Lace your customers shoes (with Excel)

Sneakers with blue laces are on  floorLast month I had the privilege of presenting for over 6000 people at a business seminar along with some great speakers like Colin Boyd and Don Peppers – the topic was “Achieving”.

The best thing about presenting at a seminar like this is you get to hear the other presenters and learn something yourself – and one thing that Don Peppers said has had me thinking ever since.

It was a story he told about a shoe company that shipped their shoes with the laces already in them, saving the reps in the stores time when someone wanted to try them on.  This little thoughtful gesture was winning this unknown shoe company sales because in a busy shop, reps didn’t have time to lace up shoes for people to try on, so they always ended up recommending these other shoes! As Don says, they found a way to take the friction out of the sale.

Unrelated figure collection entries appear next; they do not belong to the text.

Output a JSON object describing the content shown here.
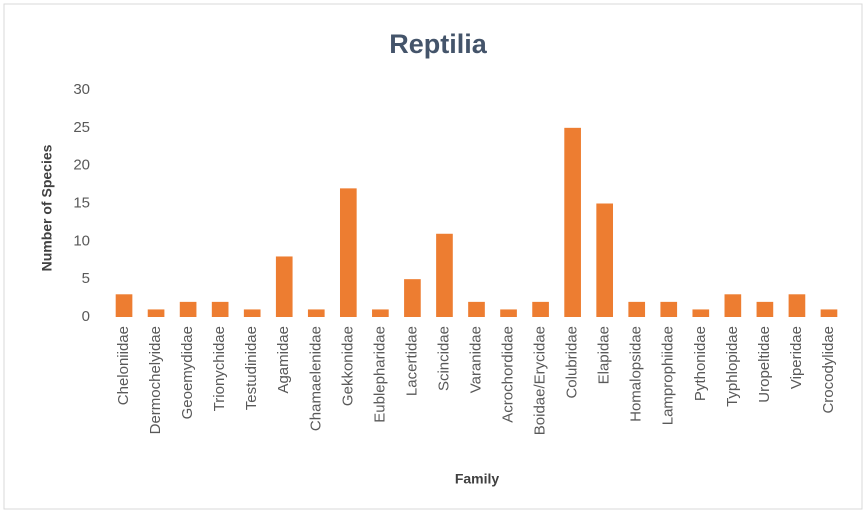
{
  "chart_data": {
    "type": "bar",
    "title": "Reptilia",
    "x_label": "Family",
    "y_label": "Number of Species",
    "categories": [
      "Cheloniidae",
      "Dermochelyidae",
      "Geoemydidae",
      "Trionychidae",
      "Testudinidae",
      "Agamidae",
      "Chamaelenidae",
      "Gekkonidae",
      "Eublepharidae",
      "Lacertidae",
      "Scincidae",
      "Varanidae",
      "Acrochordidae",
      "Boidae/Erycidae",
      "Colubridae",
      "Elapidae",
      "Homalopsidae",
      "Lamprophiidae",
      "Pythonidae",
      "Typhlopidae",
      "Uropeltidae",
      "Viperidae",
      "Crocodylidae"
    ],
    "values": [
      3,
      1,
      2,
      2,
      1,
      8,
      1,
      17,
      1,
      5,
      11,
      2,
      1,
      2,
      25,
      15,
      2,
      2,
      1,
      3,
      2,
      3,
      1
    ],
    "color": "#ed7d31",
    "ylim": [
      0,
      30
    ],
    "yticks": [
      0,
      5,
      10,
      15,
      20,
      25,
      30
    ],
    "grid": false
  }
}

You can read Don Peppers article here: The Shoe Salesman’s Secret Motivation

So what I have been thinking is how can I “lace my shoes for my customers” and how can I help my customers “lace their shoes for their customers”?

Making it easy for your customers to order from you using Excel

One idea I actually used myself in a previous sales role I had was to send out our price lists as Excel order forms, rather than the PDF files we had been using up to that point. Now I know the more technologically minded of you will say I should have set up an online order form – I know, but I didn’t have that available to me at the time, but I did have Excel.

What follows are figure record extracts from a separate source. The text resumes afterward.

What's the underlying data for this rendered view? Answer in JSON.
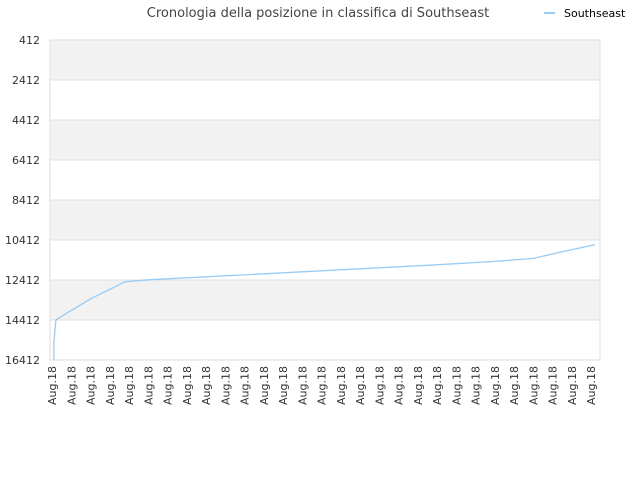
{
  "chart_data": {
    "type": "line",
    "title": "Cronologia della posizione in classifica di Southseast",
    "xlabel": "",
    "ylabel": "",
    "y_reversed": true,
    "ylim": [
      412,
      16412
    ],
    "yticks": [
      412,
      2412,
      4412,
      6412,
      8412,
      10412,
      12412,
      14412,
      16412
    ],
    "x_tick_labels": [
      "Aug.18",
      "Aug.18",
      "Aug.18",
      "Aug.18",
      "Aug.18",
      "Aug.18",
      "Aug.18",
      "Aug.18",
      "Aug.18",
      "Aug.18",
      "Aug.18",
      "Aug.18",
      "Aug.18",
      "Aug.18",
      "Aug.18",
      "Aug.18",
      "Aug.18",
      "Aug.18",
      "Aug.18",
      "Aug.18",
      "Aug.18",
      "Aug.18",
      "Aug.18",
      "Aug.18",
      "Aug.18",
      "Aug.18",
      "Aug.18",
      "Aug.18",
      "Aug.18"
    ],
    "legend_position": "top-right",
    "grid": true,
    "series": [
      {
        "name": "Southseast",
        "color": "#99ccf5",
        "points": [
          {
            "x": 0.1,
            "y": 16412
          },
          {
            "x": 0.1,
            "y": 15500
          },
          {
            "x": 0.2,
            "y": 14400
          },
          {
            "x": 2.0,
            "y": 13350
          },
          {
            "x": 3.8,
            "y": 12500
          },
          {
            "x": 5.0,
            "y": 12400
          },
          {
            "x": 8.0,
            "y": 12250
          },
          {
            "x": 11.0,
            "y": 12100
          },
          {
            "x": 14.0,
            "y": 11950
          },
          {
            "x": 17.0,
            "y": 11800
          },
          {
            "x": 20.0,
            "y": 11650
          },
          {
            "x": 23.0,
            "y": 11480
          },
          {
            "x": 25.0,
            "y": 11330
          },
          {
            "x": 26.5,
            "y": 11000
          },
          {
            "x": 28.2,
            "y": 10650
          }
        ]
      }
    ],
    "band_color": "#f2f2f2",
    "grid_color": "#e0e0e0"
  }
}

For us, it cost very little – our price lists were already in Excel before they were converted to secure PDFs and all it took was adding a column where the customer could enter the quantity they wanted to order, and another column with a formula to calculate the value of that line, then a neat subtotal at the bottom.

The formula to calculate the value is =D5*E5, where D5 is the cell that contains the unit price, and E5 is the cell that contains the quantity the customer wants to order.

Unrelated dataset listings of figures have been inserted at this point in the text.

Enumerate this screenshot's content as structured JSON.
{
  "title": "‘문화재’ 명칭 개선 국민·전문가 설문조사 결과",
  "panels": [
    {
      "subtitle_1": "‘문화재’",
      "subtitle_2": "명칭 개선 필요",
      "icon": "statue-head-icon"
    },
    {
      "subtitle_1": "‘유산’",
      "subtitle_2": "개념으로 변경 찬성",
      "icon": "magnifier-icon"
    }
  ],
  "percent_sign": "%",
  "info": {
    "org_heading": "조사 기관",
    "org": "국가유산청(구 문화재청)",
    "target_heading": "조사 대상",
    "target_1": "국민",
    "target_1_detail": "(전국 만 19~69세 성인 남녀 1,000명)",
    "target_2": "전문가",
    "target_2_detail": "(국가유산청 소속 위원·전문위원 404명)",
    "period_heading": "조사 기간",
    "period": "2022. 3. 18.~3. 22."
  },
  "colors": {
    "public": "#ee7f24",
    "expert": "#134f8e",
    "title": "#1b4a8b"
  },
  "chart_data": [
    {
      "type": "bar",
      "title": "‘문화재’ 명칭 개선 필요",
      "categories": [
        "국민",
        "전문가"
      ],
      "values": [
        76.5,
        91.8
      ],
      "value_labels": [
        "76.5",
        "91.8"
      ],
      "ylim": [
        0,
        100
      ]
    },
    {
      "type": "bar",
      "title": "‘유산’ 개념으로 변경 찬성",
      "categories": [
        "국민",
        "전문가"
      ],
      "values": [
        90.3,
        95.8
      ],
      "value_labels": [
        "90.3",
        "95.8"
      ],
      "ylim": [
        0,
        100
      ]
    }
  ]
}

The formula for the subtotal is simply =sum(F5:F200) – where F5:F200 is the range that contains all the line totals.

The customer could then attach the Excel file to an email and send us in the order.

Excel order form

Added benefits for our customers.

Not only did we provide them a very easy order form they could use to place an order with us, but customers who had their own ordering systems found it easier to import this information into their own system using the Excel lists – meaning they no longer had to convert our PDF pricelists into Excel first.

Added benefits for us.

I took these Excel order forms a step further by actually filling them out with a suggested order for some of my more important customers. My suggestion would be based on their previous orders and be sent a few days before I thought they would be ready to re-order. They could easily adjust the quantities, remove products, add others etc and send back an order.  A good way to get an easy sale!

Taking it a step further

Excel provides a huge amount of flexibility – here are some ideas to improve your Excel order form even further:

  • If you offer discounts, get Excel to automatically calculate them and use an IF formula to display a message telling your customer how much more they would need to purchase to qualify for the next discount level.
  • Free shipping for orders over a certain amount? Use Excel to calculate that and use an IF formula to tell the customer
  • Pallet deals? Excel can calculate how much more the customer would need to order to get Pallet deal pricing
  • Buy this, get discount off that?